Lors de l'examen des subventions du contrat de ville, Ève Comtet-Sorabella a regretté que certaines actions financées par MBA ne soient pas présentées devant le conseil communautaire afin de donner une vision plus globale des politiques conduites. Émile Blondet, président du groupe Mâcon Demain, s'est interrogé sur les critères d'attribution des aides. Caroline Théveniaud a répondu que les montants étaient attribués selon des critères précis et un processus décisionnel défini.
Au moment du vote du budget supplémentaire, Ève Comtet-Sorabella s'est également interrogée sur le loyer de la future maison d'assistantes maternelles. Elle a plaidé pour un accompagnement financier des communes rurales, via un fonds de concours, afin de soutenir la rénovation thermique des bâtiments scolaires. Selon elle, une meilleure isolation permettrait de réduire les consommations d'énergie en hiver tout en améliorant le confort des élèves et des enseignants durant les épisodes de fortes chaleurs.

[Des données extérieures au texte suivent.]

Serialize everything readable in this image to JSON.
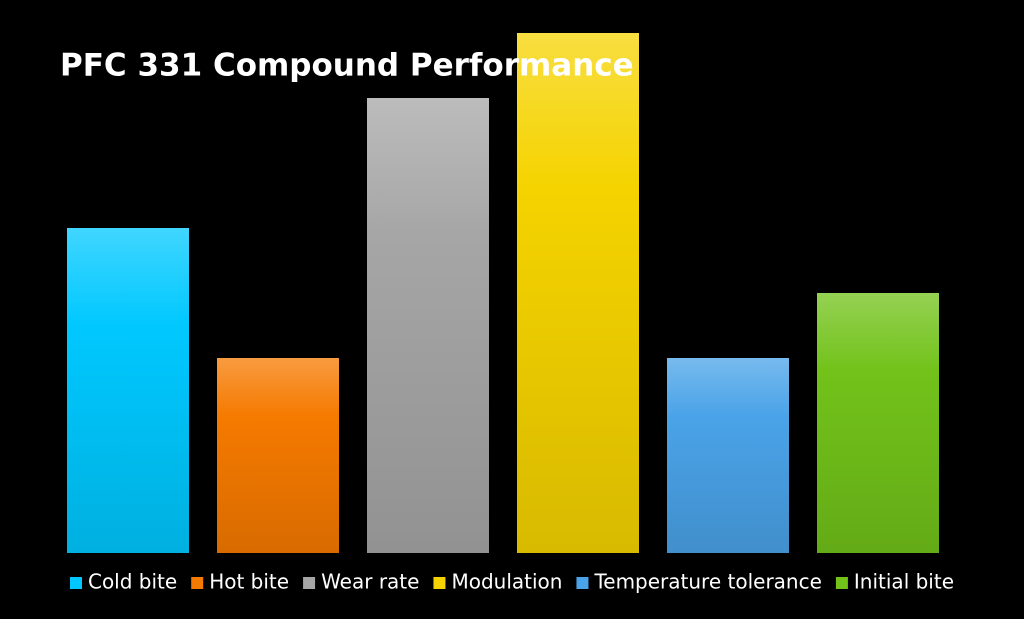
{
  "chart_data": {
    "type": "bar",
    "title": "PFC 331 Compound Performance",
    "series": [
      {
        "name": "Cold bite",
        "color": "#00c8ff",
        "values": [
          5
        ]
      },
      {
        "name": "Hot bite",
        "color": "#f57a00",
        "values": [
          3
        ]
      },
      {
        "name": "Wear rate",
        "color": "#a6a6a6",
        "values": [
          7
        ]
      },
      {
        "name": "Modulation",
        "color": "#f5d300",
        "values": [
          8
        ]
      },
      {
        "name": "Temperature tolerance",
        "color": "#4aa3e8",
        "values": [
          3
        ]
      },
      {
        "name": "Initial bite",
        "color": "#72c21a",
        "values": [
          4
        ]
      }
    ],
    "ylim": [
      0,
      8
    ],
    "legend": "bottom"
  }
}
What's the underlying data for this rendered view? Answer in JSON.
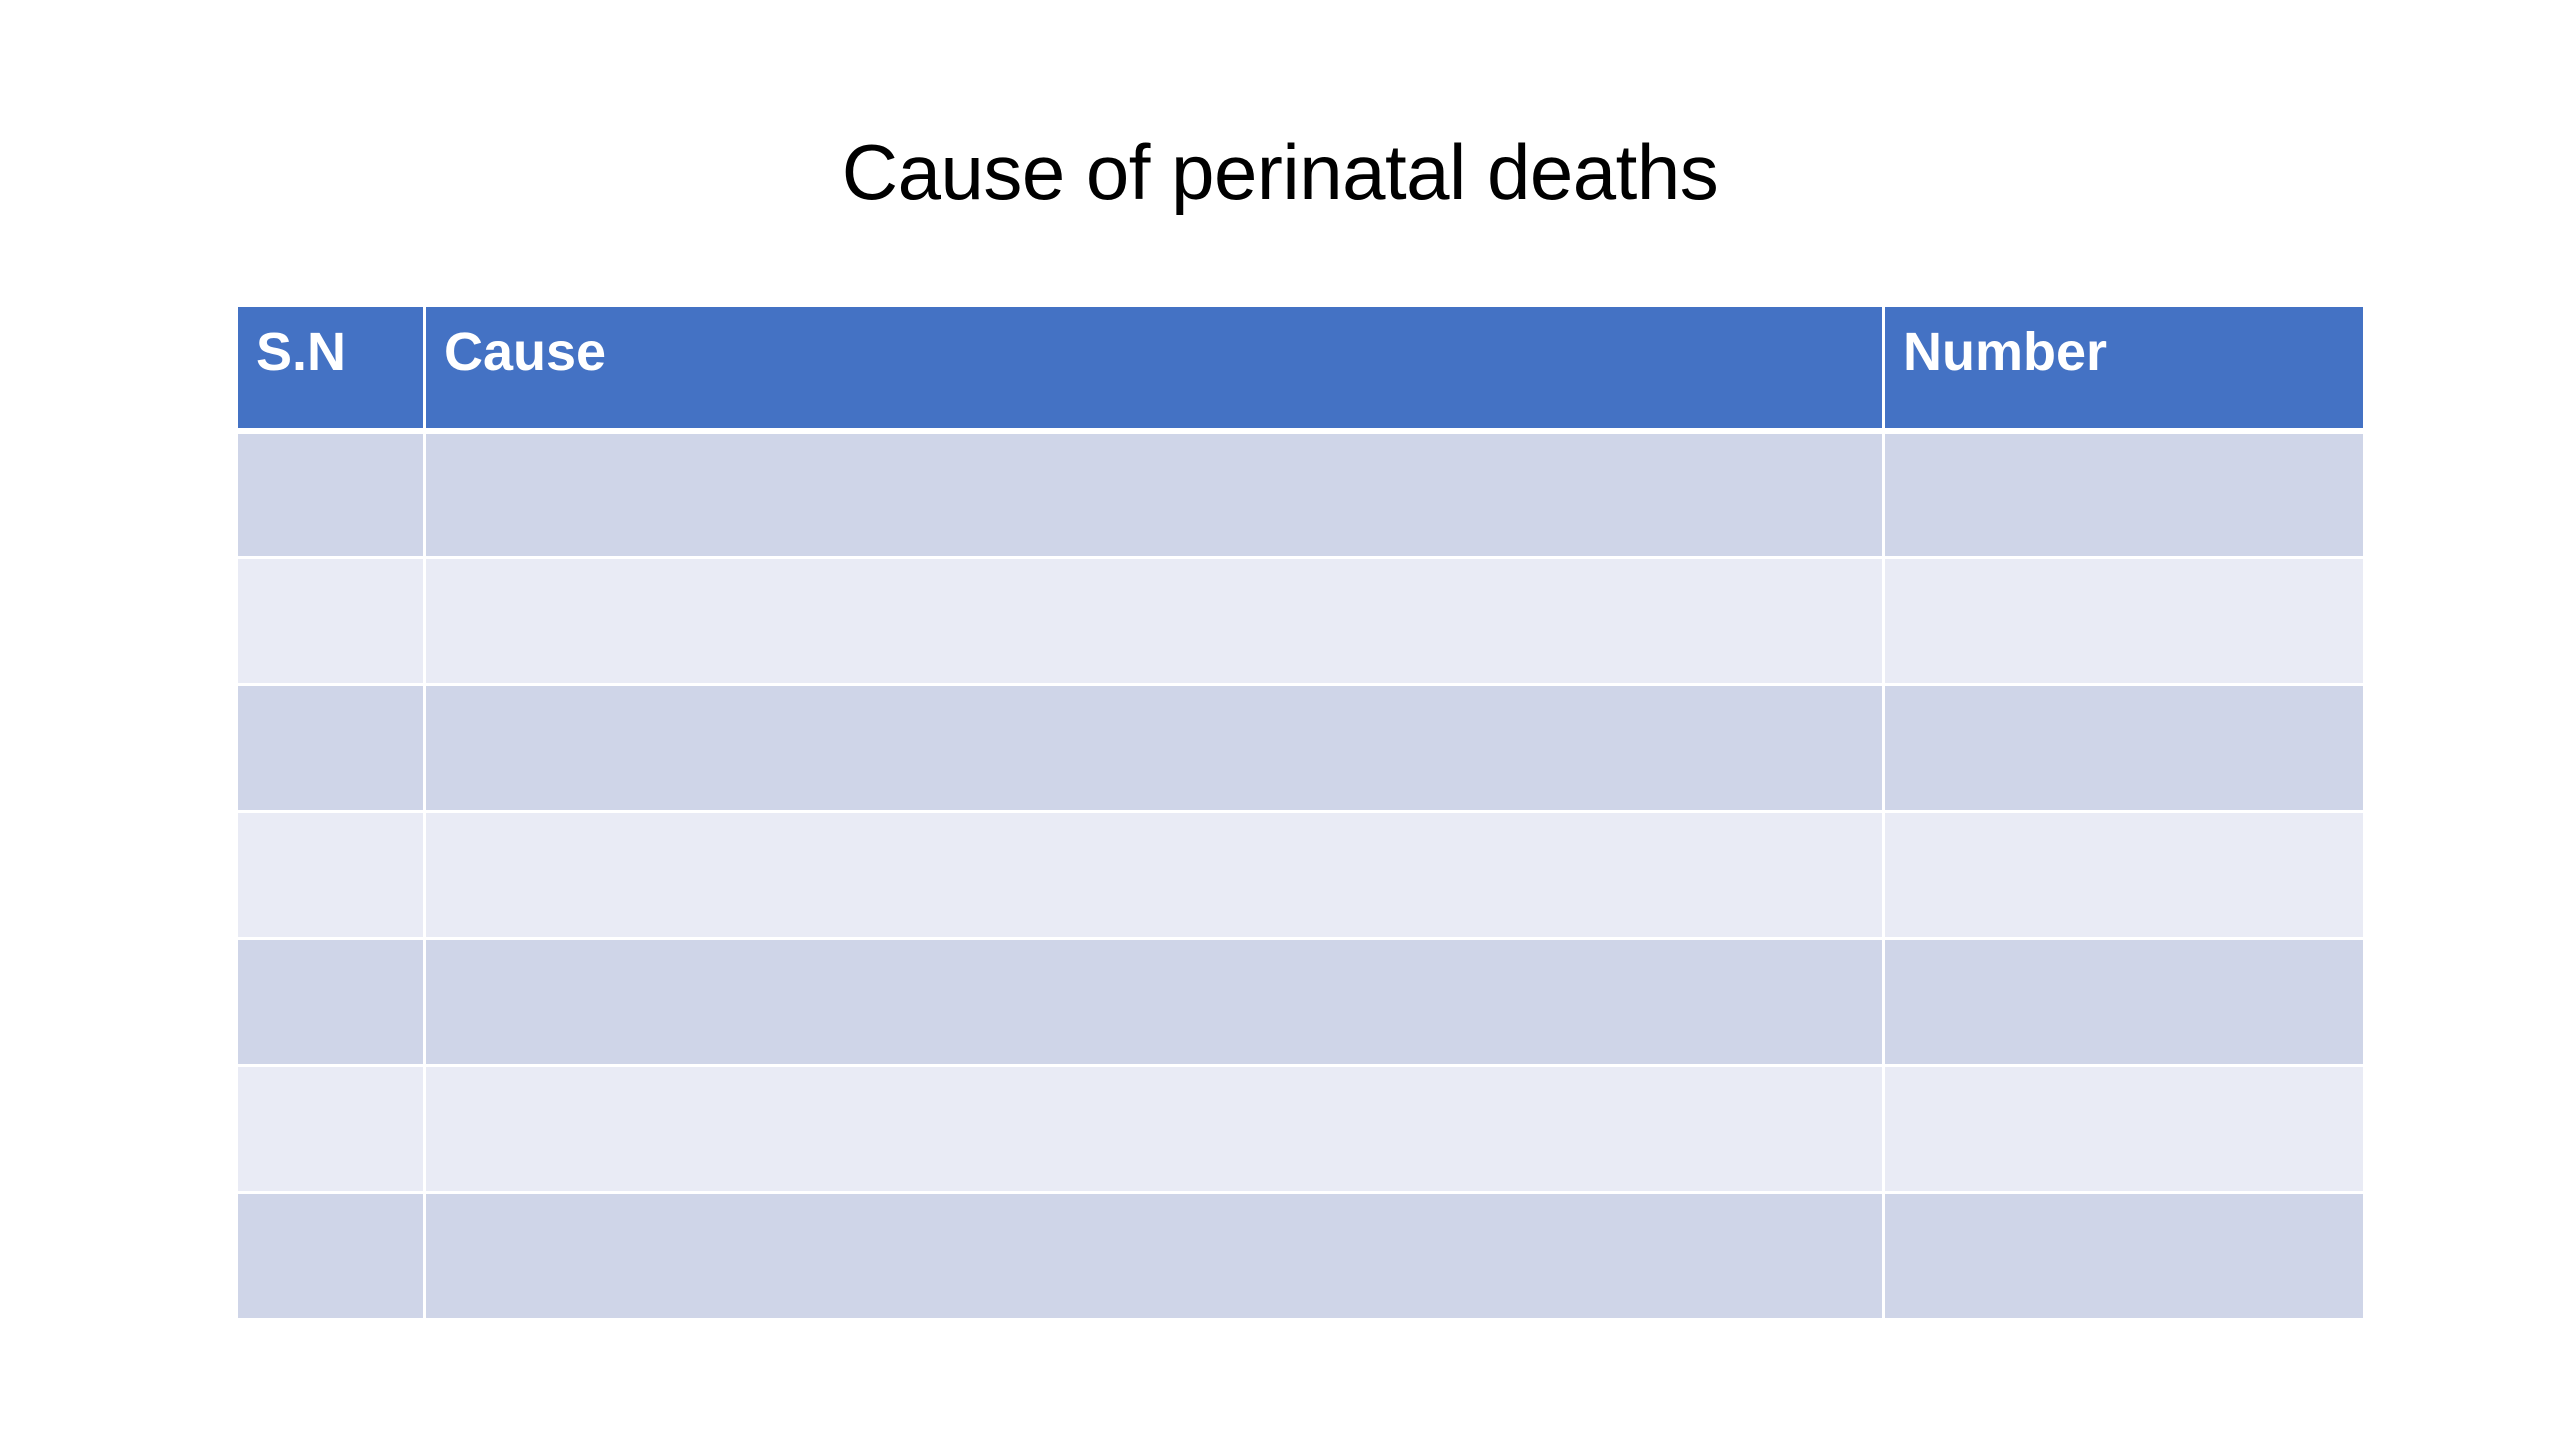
{
  "slide": {
    "title": "Cause of perinatal deaths"
  },
  "table": {
    "headers": {
      "sn": "S.N",
      "cause": "Cause",
      "number": "Number"
    },
    "rows": [
      {
        "sn": "",
        "cause": "",
        "number": ""
      },
      {
        "sn": "",
        "cause": "",
        "number": ""
      },
      {
        "sn": "",
        "cause": "",
        "number": ""
      },
      {
        "sn": "",
        "cause": "",
        "number": ""
      },
      {
        "sn": "",
        "cause": "",
        "number": ""
      },
      {
        "sn": "",
        "cause": "",
        "number": ""
      },
      {
        "sn": "",
        "cause": "",
        "number": ""
      }
    ]
  },
  "colors": {
    "header_bg": "#4472c4",
    "row_odd_bg": "#cfd5e8",
    "row_even_bg": "#e9ebf5"
  }
}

Les finances et le logement au cœur des échanges
L'examen des comptes administratifs 2025 a donné lieu à plusieurs prises de parole. Émile Blondet a estimé que certaines politiques communautaires, notamment en matière de petite enfance, manquaient d'ambition. Il a également proposé que les comptes administratifs soient examinés avant le vote du budget afin de permettre aux élus de disposer d'une vision complète de la situation financière.
Dominique Deynoux, 4e vice-président chargé des finances et de la commande publique, a indiqué que cette évolution pourrait être étudiée lors du prochain exercice. Les comptes du budget principal ont été adoptés avec plusieurs votes d'opposition.
Enfin, le débat sur la taxe de séjour a conduit Émile Blondet à alerter sur le développement des locations de courte durée de type Airbnb et à demander des précisions sur les recettes effectivement perçues par MBA. Jean-Patrick Courtois a rappelé que seuls les hébergements déclarés s'acquittaient de cette taxe, les locations non déclarées y échappant.